Three Alumni Awarded Literature Grants for Poetry, Nonfiction
Three of the six winners of this year’s St. Botolph Club Foundation Emerging Artist Grants in Literature are Emerson College graduates, all of whom are working with themes of exploring one’s roots in one way or another.
The Emerson winners are poets Aaron Krol, MFA ’13, and Brionne Janae, MFA ’15, and nonfiction writer Caitlin McGill, MFA ’15. Krol and Janae were nominated by Professor John Skoyles; McGill was nominated by Senior Writer-in-Residence Richard Hoffman.
The St. Botolph Club Foundation was founded in 1963 to support New England–based artists. Each year, the Foundation gives $3,000 Emerging Artist Grants to writers, musicians, and visual artists who are just starting out in their careers, as well as a Distinguished Artist Award to an established artist who has made great contributions to his or her craft.
Krol got a job as a science reporter shortly after graduating from Emerson, but last summer he got a grant from the Massachusetts Cultural Council and was able to quit his job and concentrate on his poetry. The Emerging Artist Grant should allow him to extend that, he said.
“I’m working on my first book, which I hope I’ll have ready to start shopping [to publishers] before I have to get a full-time job again,” Krol said. “Sometime before the end of the year is the goal.”
His book is tentatively titled The Saints, after one of the poems in the collection. The title poem is about the child of an immigrant family from Eastern Europe who has been visiting the old country and has seen different portrayals of the saints there, he said.
Krol called his time in Emerson’s MFA program the “three best years of my life.”
“I feel like that was the time I got over trying to write the best line all the time and figured out how to write a poem,” he said.
Krol has had poems published in a dozen journals, including 32 Poems and Mississippi Review, and has work forthcoming in Chautauqua, Cimarron Review, Dogwood, and Measure.
Janae is in the early stages of a new collection of poems, which she said will be a bit of a departure from her thesis work, After Jubilee.

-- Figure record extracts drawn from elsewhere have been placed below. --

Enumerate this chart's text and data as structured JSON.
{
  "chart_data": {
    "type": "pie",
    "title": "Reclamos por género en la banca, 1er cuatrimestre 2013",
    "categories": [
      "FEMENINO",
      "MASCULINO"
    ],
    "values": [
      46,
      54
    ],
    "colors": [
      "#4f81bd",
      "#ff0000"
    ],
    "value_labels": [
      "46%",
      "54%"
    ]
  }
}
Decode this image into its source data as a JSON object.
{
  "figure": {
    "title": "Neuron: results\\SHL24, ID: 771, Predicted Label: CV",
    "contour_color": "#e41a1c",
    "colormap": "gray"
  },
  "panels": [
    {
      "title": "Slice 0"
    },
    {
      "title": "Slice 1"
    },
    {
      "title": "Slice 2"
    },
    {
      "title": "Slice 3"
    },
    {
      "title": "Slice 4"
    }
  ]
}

“My thesis focused a lot on historical events and juxtaposed my life against those historical events, whereas now I’m writing a lot more about my family and the experiences of my family,” Janae said.
Many of the poems in After Jubilee were written in the voice of residents of Slocum, Texas, site of a 1910 massacre of black residents by their white neighbors. But even while working on that collection, Janae said, she began heading in the direction of more personal poems.
“The latter poems I wrote started looking at my family,” she said. “All my grandparents are from the South and migrated to California. It’s a recognition that I’m still very much connected to that history of the Great Migration. It was just time.”
Janae has been or will be published in jubilat, Apogee Journal, The Nashville Review, and Waxwing, among others. She teaches writing and African American literature and advises at Bunker Hill Community College in Charlestown, Massachusetts, but she’ll use her grant money to reduce her teaching load and spend more time on her poems, she said.
“[The grant’s] made me try to be more serious about how I use my time right now, since I know someone has invested in me and I want to get the most out of it,” she said.
McGill will use her grant to transform her Emerson thesis into a book. The thesis, Museum of Endangered Sounds, is a collection of essays, many about her family’s heritage, but she said she’s long wondered if it should be a longer narrative.
She said she’s hoping to use her grant money to travel to Eastern Europe and do research, “starting with myself and asking ‘Who am I?’ and looking backward and answering ‘Who [were] they?’” she said. “There are many unanswered questions about my family history, particularly on my mother’s side, which was Jewish, and which I grew up knowing very, very little about.”
McGill said she’s planning to journey to Slovakia and Latvia. She’s still trying to work out how to make her essays work as one story, but she feels like she’s getting there.
“I feel for the first time like maybe I’m writing chapters, but I’m still not sure what the book looks like yet,” she said.
When she’s writing, McGill said she lets her own innate curiosity lead her through the story, which is what she tries to impart to her first-year students at Emerson, where she is an affiliated faculty member, and at MCPHS University.
McGill has been published in Crab Orchard Review, Southeast Review, and Iron Horse Review, among others, and was the winner of the 2014 Rafael Torch Nonfiction Literary Award.